Before arriving in Cyprus, I had read on a blog not to go to Lemesos. The blog claimed that Lemesos had a bad vibe and was full of Russian criminals and prostitutes. [It was full of Russians, but I don’t know if they were criminals (mostly I saw them bringing their kids to the swings or walking along the marina…) and I didn’t see any prostitutes.]
I suggested we drive down to Limassol from Paphos after not finding affordable lodging there because I knew Limassol was supposed to be the biggest city, and therefore probably had the largest selection of hotels and hostels. So I routed the way on my phone app.
Thing was, all the road signs kept saying we were going towards Lemesos. Oh, we don’t want to go there! I had said. I think Lemesos is just the Greek name for Limassol, my mom had replied. I was surprised because Lemesos was written with the English alphabet, and not in Greek. But she was right, we were going exactly where I thought, since the blog said so!, we shouldn’t go.

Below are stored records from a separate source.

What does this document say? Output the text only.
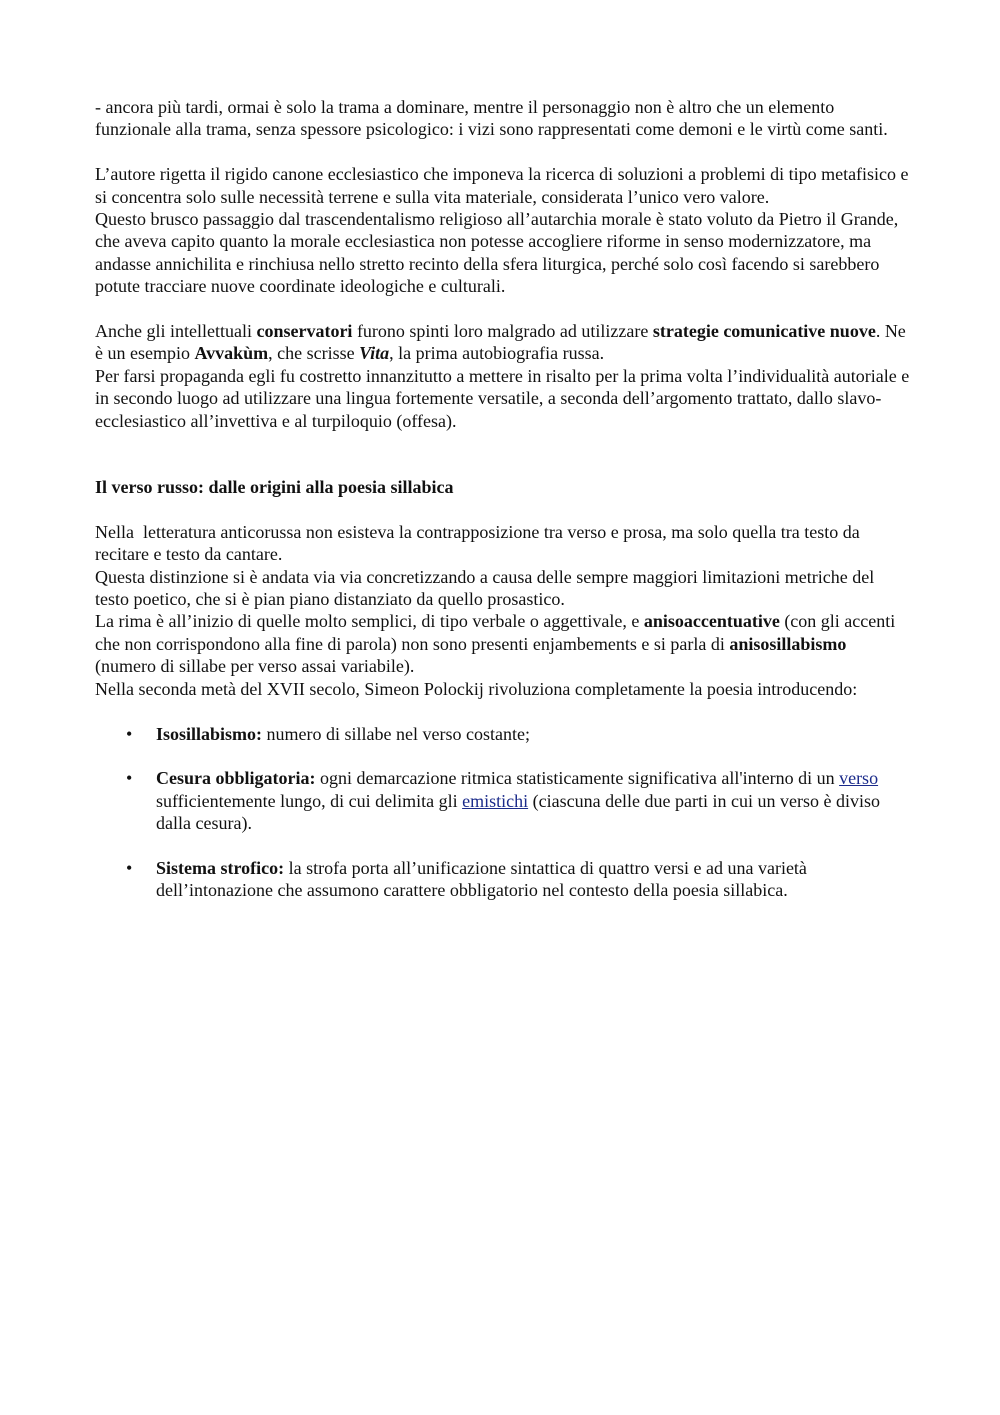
- ancora più tardi, ormai è solo la trama a dominare, mentre il personaggio non è altro che un elemento funzionale alla trama, senza spessore psicologico: i vizi sono rappresentati come demoni e le virtù come santi.

L’autore rigetta il rigido canone ecclesiastico che imponeva la ricerca di soluzioni a problemi di tipo metafisico e si concentra solo sulle necessità terrene e sulla vita materiale, considerata l’unico vero valore.

Questo brusco passaggio dal trascendentalismo religioso all’autarchia morale è stato voluto da Pietro il Grande, che aveva capito quanto la morale ecclesiastica non potesse accogliere riforme in senso modernizzatore, ma andasse annichilita e rinchiusa nello stretto recinto della sfera liturgica, perché solo così facendo si sarebbero potute tracciare nuove coordinate ideologiche e culturali.

Anche gli intellettuali conservatori furono spinti loro malgrado ad utilizzare strategie comunicative nuove. Ne è un esempio Avvakùm, che scrisse Vita, la prima autobiografia russa.

Per farsi propaganda egli fu costretto innanzitutto a mettere in risalto per la prima volta l’individualità autoriale e in secondo luogo ad utilizzare una lingua fortemente versatile, a seconda dell’argomento trattato, dallo slavo-ecclesiastico all’invettiva e al turpiloquio (offesa).

Il verso russo: dalle origini alla poesia sillabica

Nella  letteratura anticorussa non esisteva la contrapposizione tra verso e prosa, ma solo quella tra testo da recitare e testo da cantare.

Questa distinzione si è andata via via concretizzando a causa delle sempre maggiori limitazioni metriche del testo poetico, che si è pian piano distanziato da quello prosastico.

La rima è all’inizio di quelle molto semplici, di tipo verbale o aggettivale, e anisoaccentuative (con gli accenti che non corrispondono alla fine di parola) non sono presenti enjambements e si parla di anisosillabismo (numero di sillabe per verso assai variabile).

Nella seconda metà del XVII secolo, Simeon Polockij rivoluziona completamente la poesia introducendo:

• Isosillabismo: numero di sillabe nel verso costante;
• Cesura obbligatoria: ogni demarcazione ritmica statisticamente significativa all'interno di un verso sufficientemente lungo, di cui delimita gli emistichi (ciascuna delle due parti in cui un verso è diviso dalla cesura).
• Sistema strofico: la strofa porta all’unificazione sintattica di quattro versi e ad una varietà dell’intonazione che assumono carattere obbligatorio nel contesto della poesia sillabica.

But we were on our way there, so oh well. I’m glad too, since Limassol ended up being my favorite place in Cyprus.
Everyone seemed to have a different favorite. Some liked Paphos best, some Nicosia (the capital,) and some Larnaka.
I loved the promenade along the ocean front in Limassol. Apparently it’s something new that the city poured money into. It turned out beautifully. There are pools and playgrounds and cafes, benches, and a long walking path and a bike path. It was a perfect social and scenic place to go for runs and sit on the beach.

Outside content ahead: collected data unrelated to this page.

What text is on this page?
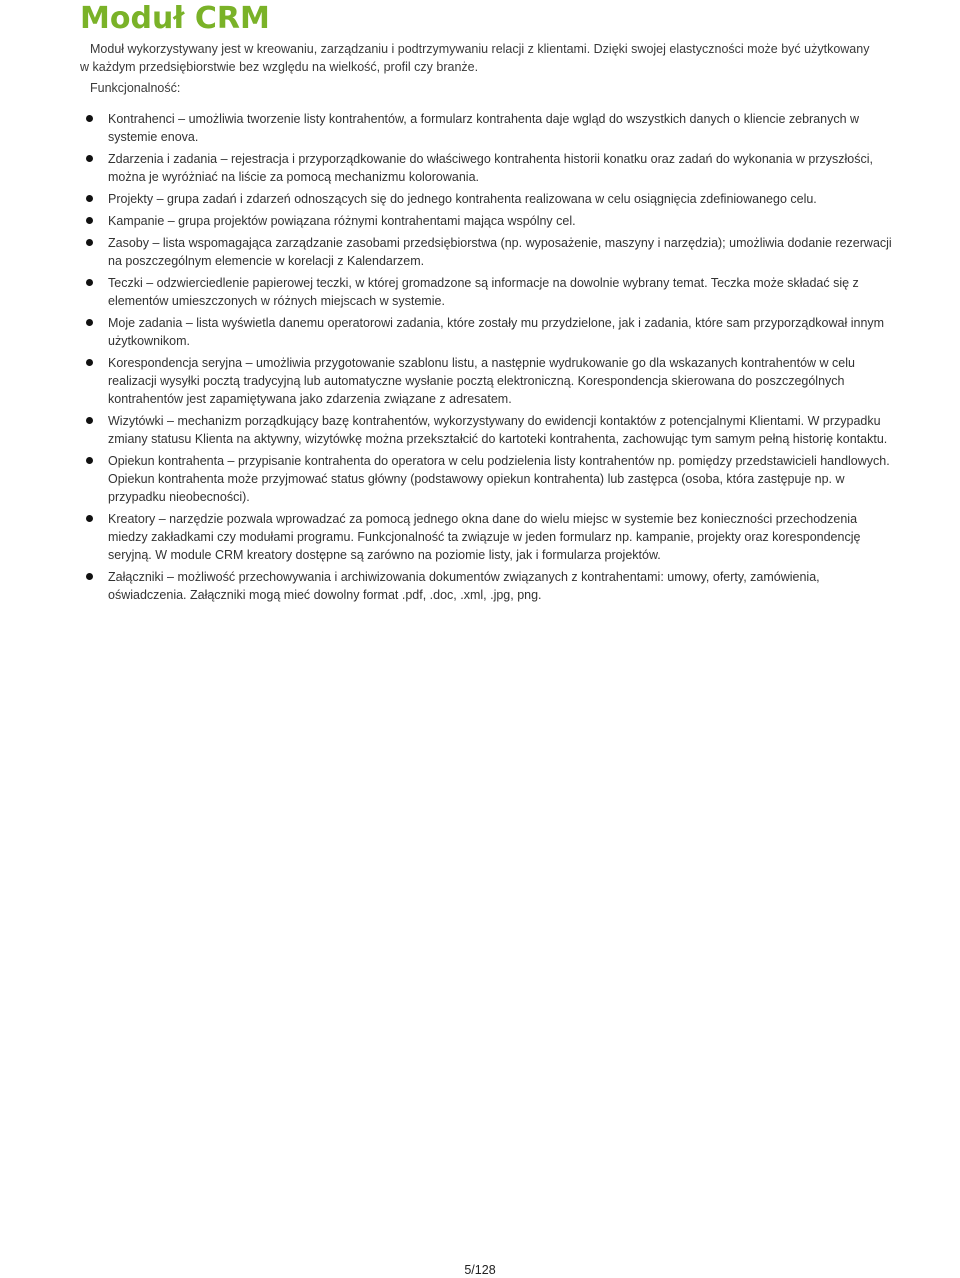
Moduł CRM

Moduł wykorzystywany jest w kreowaniu, zarządzaniu i podtrzymywaniu relacji z klientami. Dzięki swojej elastyczności może być użytkowany w każdym przedsiębiorstwie bez względu na wielkość, profil czy branże.

Funkcjonalność:

Kontrahenci – umożliwia tworzenie listy kontrahentów, a formularz kontrahenta daje wgląd do wszystkich danych o kliencie zebranych w systemie enova.
Zdarzenia i zadania – rejestracja i przyporządkowanie do właściwego kontrahenta historii konatku oraz zadań do wykonania w przyszłości, można je wyróżniać na liście za pomocą mechanizmu kolorowania.
Projekty – grupa zadań i zdarzeń odnoszących się do jednego kontrahenta realizowana w celu osiągnięcia zdefiniowanego celu.
Kampanie – grupa projektów powiązana różnymi kontrahentami mająca wspólny cel.
Zasoby – lista wspomagająca zarządzanie zasobami przedsiębiorstwa (np. wyposażenie, maszyny i narzędzia); umożliwia dodanie rezerwacji na poszczególnym elemencie w korelacji z Kalendarzem.
Teczki – odzwierciedlenie papierowej teczki, w której gromadzone są informacje na dowolnie wybrany temat. Teczka może składać się z elementów umieszczonych w różnych miejscach w systemie.
Moje zadania – lista wyświetla danemu operatorowi zadania, które zostały mu przydzielone, jak i zadania, które sam przyporządkował innym użytkownikom.
Korespondencja seryjna – umożliwia przygotowanie szablonu listu, a następnie wydrukowanie go dla wskazanych kontrahentów w celu realizacji wysyłki pocztą tradycyjną lub automatyczne wysłanie pocztą elektroniczną. Korespondencja skierowana do poszczególnych kontrahentów jest zapamiętywana jako zdarzenia związane z adresatem.
Wizytówki – mechanizm porządkujący bazę kontrahentów, wykorzystywany do ewidencji kontaktów z potencjalnymi Klientami. W przypadku zmiany statusu Klienta na aktywny, wizytówkę można przekształcić do kartoteki kontrahenta, zachowując tym samym pełną historię kontaktu.
Opiekun kontrahenta – przypisanie kontrahenta do operatora w celu podzielenia listy kontrahentów np. pomiędzy przedstawicieli handlowych. Opiekun kontrahenta może przyjmować status główny (podstawowy opiekun kontrahenta) lub zastępca (osoba, która zastępuje np. w przypadku nieobecności).
Kreatory – narzędzie pozwala wprowadzać za pomocą jednego okna dane do wielu miejsc w systemie bez konieczności przechodzenia miedzy zakładkami czy modułami programu. Funkcjonalność ta związuje w jeden formularz np. kampanie, projekty oraz korespondencję seryjną. W module CRM kreatory dostępne są zarówno na poziomie listy, jak i formularza projektów.
Załączniki – możliwość przechowywania i archiwizowania dokumentów związanych z kontrahentami: umowy, oferty, zamówienia, oświadczenia. Załączniki mogą mieć dowolny format .pdf, .doc, .xml, .jpg, png.
5/128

There were also walking and biking paths that stretched throughout the entire city. I followed the paths around the city, part by part, on days that I taught English online. I’d teach until 3pm, then go walk a section of the city.
Many go to Lady’s Mile Beach for a quiet, long stretch of sand.

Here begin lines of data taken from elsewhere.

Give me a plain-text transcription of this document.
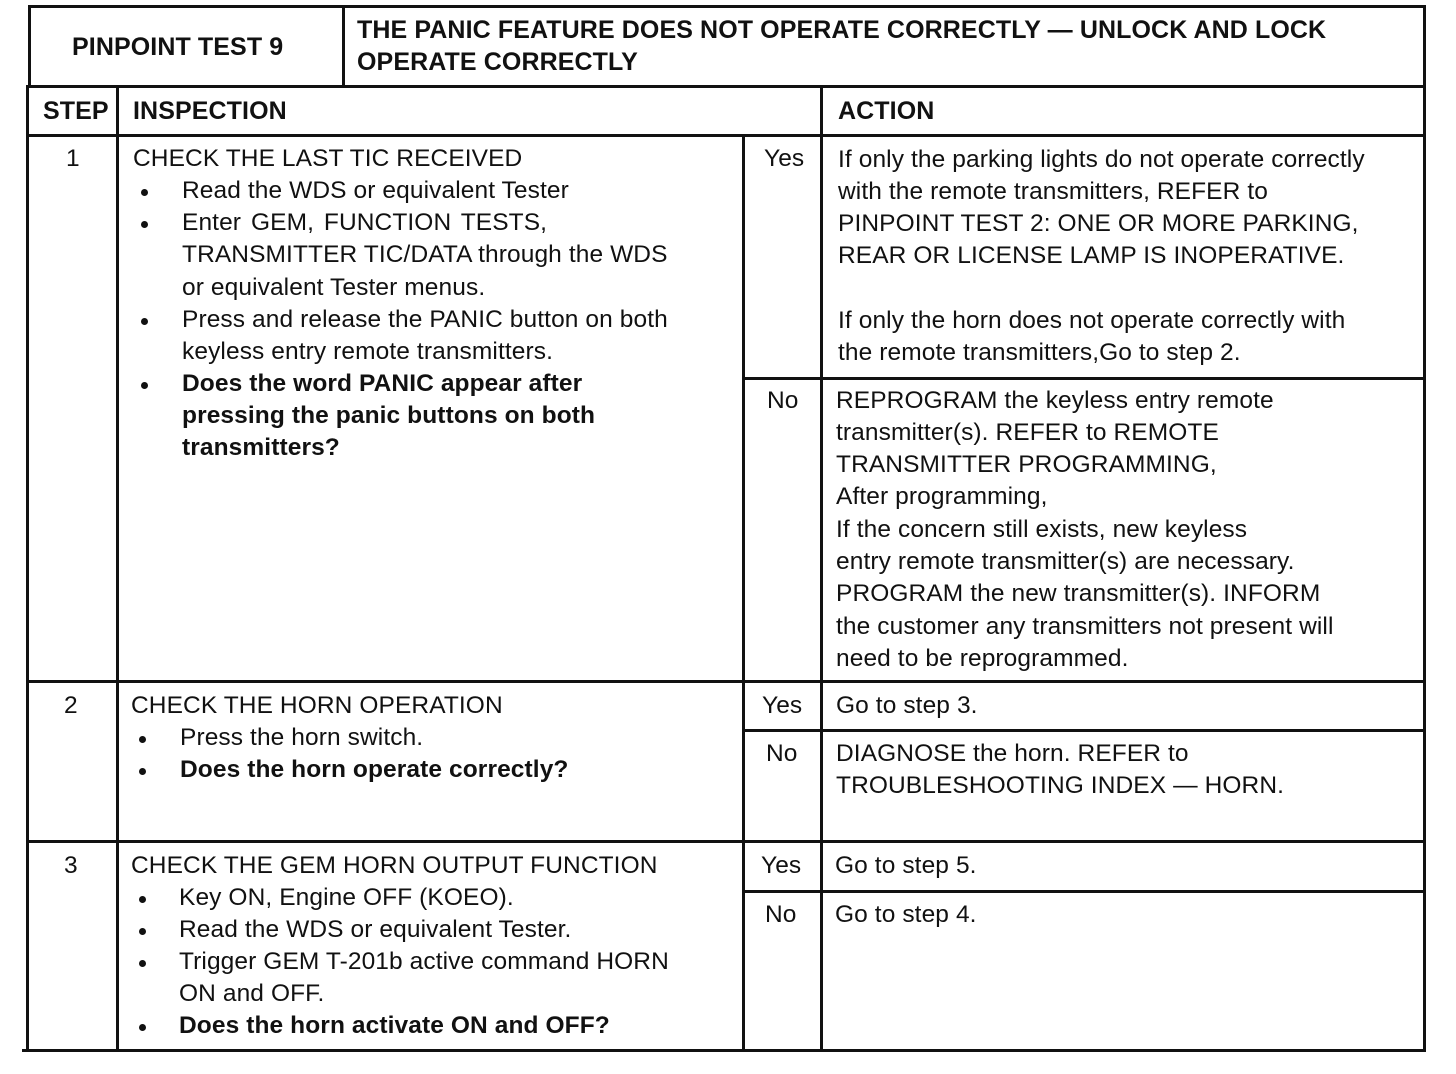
PINPOINT TEST 9
THE PANIC FEATURE DOES NOT OPERATE CORRECTLY — UNLOCK AND LOCK
OPERATE CORRECTLY
STEP INSPECTION	ACTION
1 CHECK THE LAST TIC RECEIVED
Read the WDS or equivalent Tester
Enter GEM, FUNCTION TESTS,
TRANSMITTER TIC/DATA through the WDS
or equivalent Tester menus.
Press and release the PANIC button on both
keyless entry remote transmitters.
Does the word PANIC appear after
pressing the panic buttons on both
transmitters?
Yes If only the parking lights do not operate correctly
with the remote transmitters, REFER to
PINPOINT TEST 2: ONE OR MORE PARKING,
REAR OR LICENSE LAMP IS INOPERATIVE.
If only the horn does not operate correctly with
the remote transmitters,Go to step 2.
No REPROGRAM the keyless entry remote
transmitter(s). REFER to REMOTE
TRANSMITTER PROGRAMMING,
After programming,
If the concern still exists, new keyless
entry remote transmitter(s) are necessary.
PROGRAM the new transmitter(s). INFORM
the customer any transmitters not present will
need to be reprogrammed.
2 CHECK THE HORN OPERATION
Press the horn switch.
Does the horn operate correctly?
Yes Go to step 3.
No DIAGNOSE the horn. REFER to
TROUBLESHOOTING INDEX — HORN.
3 CHECK THE GEM HORN OUTPUT FUNCTION
Key ON, Engine OFF (KOEO).
Read the WDS or equivalent Tester.
Trigger GEM T-201b active command HORN
ON and OFF.
Does the horn activate ON and OFF?
Yes Go to step 5.
No Go to step 4.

Kolossi Castle lies just a short drive west of the city. Its history is fascinating and holds a medieval feel. You get great views from the top, and you’ll find ruins of a sugar factory as well.
sports stunning views as you chug along up its steep roads. The area boasts hiking paths, waterfalls, and even an inexpensive ski center at the top. I heard you can get a day ski pass for around 25 euros, but I’m not sure how current or accurate that number is.
We had been planning on going to the beach, but instead drove up to Troodos on a whim… which is why we were in sandals… XD
Is famous in summer for its upbeat, sun-soaked, beach side vacation style. Here you’ll find the popularly photographed sea caves. There are hiking paths all around from the sea caves to the tip of the peninsula.
This cute kitty cat hiked around the peninsula with us. (:
Aphrodite’s baths in Polis
This, along with Limassol and Akamas Gorge, was my favorite spot. It was a long-looped hiking area with stunning views and small, secluded beaches. You can see “Aphrodite’s Bath,” a boring little pool, but that was besides the point. There was a camping area here too.
Had expensive hostels and hotels, but an energetic and quirky downtown with narrow streets that’s worth a walk around.
Little Facts about Cyprus
- There was an amazing grocery store right around the corner from our hostel called Papantoniou. Cyprus had incredible fruits and vegetables and they’re super affordable. Some of the best produce we’ve had. That never got old!
- It’s full of cats. Apparently, as the story goes, a monastery was built in a boggy area where there were a lot of snakes. So they brought in cats to kill the snakes. The cats did their job, the snakes are gone, but the cats are still here, and having more babies all the time! Haha You can see lots of cats while walking along the promenade in Limassol. The cats are friendly and well-fed.
- There are ruins dating all the way back to 11thcentury B.C.
- There’s a HAARP facility outside of Limassol, in an area somewhat around the Lady’s Mile Beach.